In mijn vorige blogpost had ik het al over mijn ogen en het verminderde zicht. Ik kom van min 8. (Dat is behoorlijk visueel gehandicapt, dat is ’s ochtends je ogen opendoen en helemaal niets in je omgeving scherp zien.) Ik droeg op mijn twaalfde al contactlenzen, wat voor de onzekere puber die ik was een zegen was, maar er zijn ook heel wat fijne momenten verpest omdat ik vaak op het verkeerde moment een vuiltje in mijn oog kreeg. Ik kan me nog een paniekaanval in Siena herinneren, toen mijn lens achter mijn oogbol was verdwenen. Of de keer dat ik op Utrecht Centraal mijn fiets stalde en mijn harde lens moest uitdoen omdat ik verging van de pijn… en de lens wegwoei. Die dingen waren destijds ook nog eens afgrijselijk duur.
Tegenwoordig herken ik bekenden op straat pas als ze dichtbij zijn en mis ik treinen omdat ik de bordjes op het perron niet meer van veraf kan lezen. Ik zit gelukkig nog lang niet op de -8, maar die wazige wereld van vroeger is voor mij een schrikbeeld. Ik heb dan ook ooit een rasterbril aangeschaft in de hoop dat dat zou helpen. Mijn altijd meelevende familie reduceerde die bril met gaatjes tot ‘een idiote insectenbril’ en ik kreeg de vraag of ik Jeff Goldblum in The Fly had gezien.
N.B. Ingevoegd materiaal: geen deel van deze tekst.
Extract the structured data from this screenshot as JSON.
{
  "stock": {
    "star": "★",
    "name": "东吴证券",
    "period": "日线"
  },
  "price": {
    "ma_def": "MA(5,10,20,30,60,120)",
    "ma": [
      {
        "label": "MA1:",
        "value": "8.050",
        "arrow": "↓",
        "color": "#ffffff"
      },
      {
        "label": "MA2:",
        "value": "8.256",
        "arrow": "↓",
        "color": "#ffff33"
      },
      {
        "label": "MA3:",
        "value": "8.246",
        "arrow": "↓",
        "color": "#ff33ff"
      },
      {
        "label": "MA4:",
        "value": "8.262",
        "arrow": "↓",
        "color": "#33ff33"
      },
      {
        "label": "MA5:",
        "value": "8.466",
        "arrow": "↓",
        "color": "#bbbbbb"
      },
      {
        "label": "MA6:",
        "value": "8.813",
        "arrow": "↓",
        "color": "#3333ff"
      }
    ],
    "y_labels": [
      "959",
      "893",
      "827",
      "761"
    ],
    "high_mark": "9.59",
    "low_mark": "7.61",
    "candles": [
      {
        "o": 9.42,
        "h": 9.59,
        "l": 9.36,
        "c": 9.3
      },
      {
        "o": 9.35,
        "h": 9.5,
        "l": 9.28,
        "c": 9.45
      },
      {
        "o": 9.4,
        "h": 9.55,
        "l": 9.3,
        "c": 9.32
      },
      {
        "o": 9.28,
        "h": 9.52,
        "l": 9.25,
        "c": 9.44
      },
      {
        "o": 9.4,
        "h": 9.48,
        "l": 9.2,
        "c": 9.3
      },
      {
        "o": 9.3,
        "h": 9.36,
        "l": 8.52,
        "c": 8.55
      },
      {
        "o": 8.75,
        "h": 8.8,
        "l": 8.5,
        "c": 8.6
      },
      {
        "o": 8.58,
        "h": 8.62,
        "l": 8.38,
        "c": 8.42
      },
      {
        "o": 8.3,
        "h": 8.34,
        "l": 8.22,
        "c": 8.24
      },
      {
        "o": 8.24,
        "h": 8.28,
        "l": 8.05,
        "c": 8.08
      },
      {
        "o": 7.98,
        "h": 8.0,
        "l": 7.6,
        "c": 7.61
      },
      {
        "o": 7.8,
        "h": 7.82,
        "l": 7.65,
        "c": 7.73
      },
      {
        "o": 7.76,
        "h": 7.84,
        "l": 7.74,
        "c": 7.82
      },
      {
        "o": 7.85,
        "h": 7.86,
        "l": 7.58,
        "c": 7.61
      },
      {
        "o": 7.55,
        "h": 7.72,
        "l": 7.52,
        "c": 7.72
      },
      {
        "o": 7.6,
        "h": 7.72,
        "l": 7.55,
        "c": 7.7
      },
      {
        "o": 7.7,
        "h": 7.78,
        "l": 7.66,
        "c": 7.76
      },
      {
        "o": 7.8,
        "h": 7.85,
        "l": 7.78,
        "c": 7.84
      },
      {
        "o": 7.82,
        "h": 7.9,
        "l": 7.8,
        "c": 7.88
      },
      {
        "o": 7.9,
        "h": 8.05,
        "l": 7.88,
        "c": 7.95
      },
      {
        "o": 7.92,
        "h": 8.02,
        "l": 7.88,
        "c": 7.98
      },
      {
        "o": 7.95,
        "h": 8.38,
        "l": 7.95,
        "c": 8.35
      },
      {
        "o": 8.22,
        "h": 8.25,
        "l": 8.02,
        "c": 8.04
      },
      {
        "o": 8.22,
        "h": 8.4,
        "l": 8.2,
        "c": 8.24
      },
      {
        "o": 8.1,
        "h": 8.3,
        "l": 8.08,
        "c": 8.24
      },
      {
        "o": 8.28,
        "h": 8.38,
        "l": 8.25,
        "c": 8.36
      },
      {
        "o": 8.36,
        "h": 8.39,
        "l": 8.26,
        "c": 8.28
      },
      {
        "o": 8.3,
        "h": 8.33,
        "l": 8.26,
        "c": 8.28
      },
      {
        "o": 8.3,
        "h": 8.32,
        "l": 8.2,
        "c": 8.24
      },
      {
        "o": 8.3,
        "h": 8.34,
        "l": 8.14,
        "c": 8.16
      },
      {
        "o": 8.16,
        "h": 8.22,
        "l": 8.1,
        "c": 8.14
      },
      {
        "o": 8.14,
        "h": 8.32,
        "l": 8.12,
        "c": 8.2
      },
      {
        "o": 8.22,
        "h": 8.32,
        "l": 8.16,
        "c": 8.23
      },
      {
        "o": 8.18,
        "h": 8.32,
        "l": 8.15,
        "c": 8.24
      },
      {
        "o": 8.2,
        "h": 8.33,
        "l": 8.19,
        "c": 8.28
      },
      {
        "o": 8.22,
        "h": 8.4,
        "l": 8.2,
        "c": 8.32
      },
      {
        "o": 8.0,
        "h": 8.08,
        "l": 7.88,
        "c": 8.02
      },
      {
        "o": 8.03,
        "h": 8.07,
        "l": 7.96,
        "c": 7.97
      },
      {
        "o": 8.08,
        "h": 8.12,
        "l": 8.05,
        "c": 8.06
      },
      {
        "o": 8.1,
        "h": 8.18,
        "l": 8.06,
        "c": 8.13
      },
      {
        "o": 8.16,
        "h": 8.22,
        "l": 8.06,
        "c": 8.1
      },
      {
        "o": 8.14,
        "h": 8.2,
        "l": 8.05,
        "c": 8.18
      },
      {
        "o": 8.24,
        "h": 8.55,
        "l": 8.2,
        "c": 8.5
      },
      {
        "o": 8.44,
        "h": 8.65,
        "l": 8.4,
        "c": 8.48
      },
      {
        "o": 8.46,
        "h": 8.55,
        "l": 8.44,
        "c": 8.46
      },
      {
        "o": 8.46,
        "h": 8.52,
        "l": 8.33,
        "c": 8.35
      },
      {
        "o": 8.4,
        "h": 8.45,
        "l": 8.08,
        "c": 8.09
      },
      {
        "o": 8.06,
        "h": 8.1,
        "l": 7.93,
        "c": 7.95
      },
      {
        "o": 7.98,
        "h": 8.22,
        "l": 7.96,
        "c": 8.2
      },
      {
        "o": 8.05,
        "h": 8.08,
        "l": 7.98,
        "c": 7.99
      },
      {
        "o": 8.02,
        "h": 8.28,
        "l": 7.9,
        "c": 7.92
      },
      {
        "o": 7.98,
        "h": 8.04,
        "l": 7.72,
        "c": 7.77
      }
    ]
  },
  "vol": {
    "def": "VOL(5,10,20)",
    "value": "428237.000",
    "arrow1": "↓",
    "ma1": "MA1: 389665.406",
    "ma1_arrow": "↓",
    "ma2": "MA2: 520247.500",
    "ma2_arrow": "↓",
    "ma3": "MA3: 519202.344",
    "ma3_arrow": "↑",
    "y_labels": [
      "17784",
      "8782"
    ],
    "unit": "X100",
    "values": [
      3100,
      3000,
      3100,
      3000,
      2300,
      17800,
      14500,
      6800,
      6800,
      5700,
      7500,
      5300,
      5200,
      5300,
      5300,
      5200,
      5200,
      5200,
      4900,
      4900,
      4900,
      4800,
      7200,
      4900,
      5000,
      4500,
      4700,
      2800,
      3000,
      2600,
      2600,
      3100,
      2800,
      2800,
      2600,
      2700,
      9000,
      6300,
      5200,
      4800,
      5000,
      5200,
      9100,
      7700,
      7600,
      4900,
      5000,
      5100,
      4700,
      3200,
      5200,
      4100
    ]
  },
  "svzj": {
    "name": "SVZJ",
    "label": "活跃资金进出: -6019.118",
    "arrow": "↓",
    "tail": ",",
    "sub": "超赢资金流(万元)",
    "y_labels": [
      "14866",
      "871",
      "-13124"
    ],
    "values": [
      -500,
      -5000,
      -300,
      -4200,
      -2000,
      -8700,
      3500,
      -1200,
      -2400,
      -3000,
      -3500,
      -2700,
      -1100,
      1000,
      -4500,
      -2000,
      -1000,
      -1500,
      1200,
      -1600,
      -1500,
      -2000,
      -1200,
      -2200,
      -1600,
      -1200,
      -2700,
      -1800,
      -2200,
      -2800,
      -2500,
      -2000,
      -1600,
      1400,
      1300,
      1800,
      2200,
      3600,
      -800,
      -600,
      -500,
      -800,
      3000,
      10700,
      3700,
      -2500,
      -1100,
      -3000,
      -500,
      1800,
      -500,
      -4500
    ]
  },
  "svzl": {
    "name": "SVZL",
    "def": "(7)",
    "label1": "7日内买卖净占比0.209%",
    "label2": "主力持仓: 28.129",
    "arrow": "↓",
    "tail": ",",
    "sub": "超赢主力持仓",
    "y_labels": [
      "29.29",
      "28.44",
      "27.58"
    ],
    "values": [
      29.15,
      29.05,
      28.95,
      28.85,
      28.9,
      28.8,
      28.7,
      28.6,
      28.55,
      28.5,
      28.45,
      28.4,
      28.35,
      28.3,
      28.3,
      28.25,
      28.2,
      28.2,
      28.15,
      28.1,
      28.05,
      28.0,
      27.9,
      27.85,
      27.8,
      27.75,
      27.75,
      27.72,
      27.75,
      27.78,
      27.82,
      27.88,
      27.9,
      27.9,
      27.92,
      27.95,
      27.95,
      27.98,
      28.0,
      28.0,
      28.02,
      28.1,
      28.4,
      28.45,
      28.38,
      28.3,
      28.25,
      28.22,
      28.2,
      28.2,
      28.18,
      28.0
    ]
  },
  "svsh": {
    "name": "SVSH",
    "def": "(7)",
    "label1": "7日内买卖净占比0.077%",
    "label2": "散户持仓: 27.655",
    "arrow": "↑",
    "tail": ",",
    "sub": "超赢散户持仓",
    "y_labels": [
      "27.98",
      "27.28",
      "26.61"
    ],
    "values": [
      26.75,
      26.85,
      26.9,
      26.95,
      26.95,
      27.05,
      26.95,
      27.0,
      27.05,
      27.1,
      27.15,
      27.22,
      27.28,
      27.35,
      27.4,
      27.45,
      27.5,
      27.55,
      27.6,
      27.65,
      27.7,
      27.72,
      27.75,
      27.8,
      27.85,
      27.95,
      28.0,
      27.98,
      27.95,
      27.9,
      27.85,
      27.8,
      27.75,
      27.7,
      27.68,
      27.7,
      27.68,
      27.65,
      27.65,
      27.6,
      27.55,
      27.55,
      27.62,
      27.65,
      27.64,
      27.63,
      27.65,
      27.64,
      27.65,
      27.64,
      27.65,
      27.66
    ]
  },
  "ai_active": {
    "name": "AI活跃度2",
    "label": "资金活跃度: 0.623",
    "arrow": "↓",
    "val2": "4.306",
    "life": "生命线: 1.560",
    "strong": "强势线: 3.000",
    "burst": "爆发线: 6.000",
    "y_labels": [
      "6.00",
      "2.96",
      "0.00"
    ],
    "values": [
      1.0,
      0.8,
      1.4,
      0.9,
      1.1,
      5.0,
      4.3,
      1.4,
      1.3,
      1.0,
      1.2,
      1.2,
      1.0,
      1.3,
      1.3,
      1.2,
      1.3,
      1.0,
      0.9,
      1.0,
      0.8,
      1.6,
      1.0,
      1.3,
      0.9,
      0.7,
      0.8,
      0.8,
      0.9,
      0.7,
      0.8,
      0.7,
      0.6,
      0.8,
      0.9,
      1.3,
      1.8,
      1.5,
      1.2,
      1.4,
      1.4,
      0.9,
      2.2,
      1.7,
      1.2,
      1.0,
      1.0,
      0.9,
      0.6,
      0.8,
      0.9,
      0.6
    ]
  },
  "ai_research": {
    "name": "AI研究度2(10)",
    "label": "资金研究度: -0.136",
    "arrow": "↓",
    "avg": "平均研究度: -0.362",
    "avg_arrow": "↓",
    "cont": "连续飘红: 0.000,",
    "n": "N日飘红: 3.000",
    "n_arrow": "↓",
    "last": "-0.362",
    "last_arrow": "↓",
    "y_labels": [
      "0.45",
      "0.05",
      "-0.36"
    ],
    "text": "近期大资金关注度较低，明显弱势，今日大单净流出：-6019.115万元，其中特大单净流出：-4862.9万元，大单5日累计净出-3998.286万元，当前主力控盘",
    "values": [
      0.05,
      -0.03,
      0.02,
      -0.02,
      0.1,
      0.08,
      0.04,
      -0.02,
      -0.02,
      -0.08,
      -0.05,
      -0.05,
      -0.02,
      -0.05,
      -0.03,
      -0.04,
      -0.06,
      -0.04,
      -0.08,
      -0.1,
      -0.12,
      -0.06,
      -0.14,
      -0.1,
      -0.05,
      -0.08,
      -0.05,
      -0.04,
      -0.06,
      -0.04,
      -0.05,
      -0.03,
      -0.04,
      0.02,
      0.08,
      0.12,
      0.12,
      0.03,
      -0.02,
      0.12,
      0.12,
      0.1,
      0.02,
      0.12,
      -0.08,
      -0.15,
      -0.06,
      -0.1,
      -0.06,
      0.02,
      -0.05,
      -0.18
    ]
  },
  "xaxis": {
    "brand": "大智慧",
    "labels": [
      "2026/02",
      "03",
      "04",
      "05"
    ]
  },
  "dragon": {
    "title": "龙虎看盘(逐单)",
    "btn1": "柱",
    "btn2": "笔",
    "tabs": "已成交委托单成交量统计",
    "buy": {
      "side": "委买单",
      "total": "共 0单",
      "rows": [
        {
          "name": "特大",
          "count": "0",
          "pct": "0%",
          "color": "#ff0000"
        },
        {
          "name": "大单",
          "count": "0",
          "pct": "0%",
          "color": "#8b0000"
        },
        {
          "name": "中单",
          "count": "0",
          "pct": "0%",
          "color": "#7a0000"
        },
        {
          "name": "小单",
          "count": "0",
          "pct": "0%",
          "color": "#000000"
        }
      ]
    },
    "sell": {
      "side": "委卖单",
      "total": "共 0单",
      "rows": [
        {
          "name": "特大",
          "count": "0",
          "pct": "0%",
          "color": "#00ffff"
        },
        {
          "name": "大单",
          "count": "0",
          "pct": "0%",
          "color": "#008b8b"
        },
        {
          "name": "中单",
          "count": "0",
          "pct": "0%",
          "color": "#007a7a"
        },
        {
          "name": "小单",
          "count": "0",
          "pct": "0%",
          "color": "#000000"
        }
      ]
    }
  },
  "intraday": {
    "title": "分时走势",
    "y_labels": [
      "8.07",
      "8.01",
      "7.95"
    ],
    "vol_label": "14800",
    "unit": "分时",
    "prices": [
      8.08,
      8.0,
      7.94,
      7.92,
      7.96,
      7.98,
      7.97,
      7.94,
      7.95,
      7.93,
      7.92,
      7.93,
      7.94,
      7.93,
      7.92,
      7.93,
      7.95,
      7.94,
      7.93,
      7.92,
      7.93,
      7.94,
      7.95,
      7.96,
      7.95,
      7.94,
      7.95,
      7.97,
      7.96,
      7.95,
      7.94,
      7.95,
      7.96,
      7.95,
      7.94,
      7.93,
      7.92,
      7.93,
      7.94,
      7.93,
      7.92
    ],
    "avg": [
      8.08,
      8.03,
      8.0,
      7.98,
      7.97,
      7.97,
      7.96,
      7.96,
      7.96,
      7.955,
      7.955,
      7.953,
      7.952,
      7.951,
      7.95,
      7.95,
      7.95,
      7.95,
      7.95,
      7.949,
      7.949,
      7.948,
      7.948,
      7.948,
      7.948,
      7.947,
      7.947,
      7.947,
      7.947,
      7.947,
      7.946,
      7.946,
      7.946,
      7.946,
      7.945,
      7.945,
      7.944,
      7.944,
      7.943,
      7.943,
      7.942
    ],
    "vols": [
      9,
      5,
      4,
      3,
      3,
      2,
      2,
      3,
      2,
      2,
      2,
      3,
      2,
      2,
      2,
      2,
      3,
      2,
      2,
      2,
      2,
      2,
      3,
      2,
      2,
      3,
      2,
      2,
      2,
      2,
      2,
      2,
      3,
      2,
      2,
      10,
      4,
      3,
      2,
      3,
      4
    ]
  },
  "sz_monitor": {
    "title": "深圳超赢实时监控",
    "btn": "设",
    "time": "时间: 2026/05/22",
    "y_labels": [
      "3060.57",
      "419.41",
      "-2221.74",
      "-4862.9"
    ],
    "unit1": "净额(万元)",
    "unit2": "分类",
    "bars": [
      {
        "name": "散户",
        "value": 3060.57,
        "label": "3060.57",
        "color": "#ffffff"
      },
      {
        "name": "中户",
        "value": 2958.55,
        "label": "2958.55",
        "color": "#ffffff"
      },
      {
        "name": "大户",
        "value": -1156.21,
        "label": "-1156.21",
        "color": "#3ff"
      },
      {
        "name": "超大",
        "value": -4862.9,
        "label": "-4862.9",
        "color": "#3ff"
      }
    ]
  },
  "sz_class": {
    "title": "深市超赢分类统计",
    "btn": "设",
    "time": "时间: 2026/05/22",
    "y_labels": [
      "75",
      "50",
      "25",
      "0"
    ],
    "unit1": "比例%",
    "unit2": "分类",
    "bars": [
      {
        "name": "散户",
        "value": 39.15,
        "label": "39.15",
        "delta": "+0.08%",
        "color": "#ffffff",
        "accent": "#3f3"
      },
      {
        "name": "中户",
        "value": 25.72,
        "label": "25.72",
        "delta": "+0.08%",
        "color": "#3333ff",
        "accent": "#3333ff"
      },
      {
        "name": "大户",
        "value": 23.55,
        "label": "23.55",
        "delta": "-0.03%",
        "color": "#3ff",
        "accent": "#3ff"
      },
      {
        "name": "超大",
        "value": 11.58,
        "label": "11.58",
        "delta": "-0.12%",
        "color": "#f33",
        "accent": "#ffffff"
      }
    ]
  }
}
En nee, ik merk helaas ook niet dat ik dankzij die bril scherper ben gaan zien.
Nu had ik jaren geleden op www.boekwinkeltjes.nl al het boek Beter zien zonder bril aangeschaft. Mijn exemplaar dateert van 1980 en het is een 10e (!) druk. (Voor niet-vertalers: dat halen 99% van mijn boeken niet.) Het idee van H.W. Bates en H. Benjamin is dat je je oogspieren kunt trainen en op die manier je zicht kunt verbeteren. Er zijn verhalen van mensen met jampotbrillen die nadien opeens zonder bril over straat konden. Nou, dat wilde ik natuurlijk weleens proberen.
Er worden allerlei oogoefeningen in beschreven, van palmeren (je handen voor je ogen doen en even alles donker maken, zinnig!) tot aan iets wat ‘zwaaien’ wordt genoemd (voor een raam gaan staan, je op een punt in de verte focussen, langzaam je gewicht van je ene voet naar de andere verplaatsen en intussen je ogen in tegengestelde richting bewegen. Niet te doen!). Maar het ergste kwam nog. In de vertaling van J.H.S. van Doorn las ik dat er een aanzienlijke verbetering zou optreden ‘indien dit tien tot twintig of dertig minuten gedaan wordt, twee à drie maal op een dag’. Juist ja, ik ga mijn ogen denk ik eerst maar eens kortere werkdagen en meer balkonpauzes gunnen.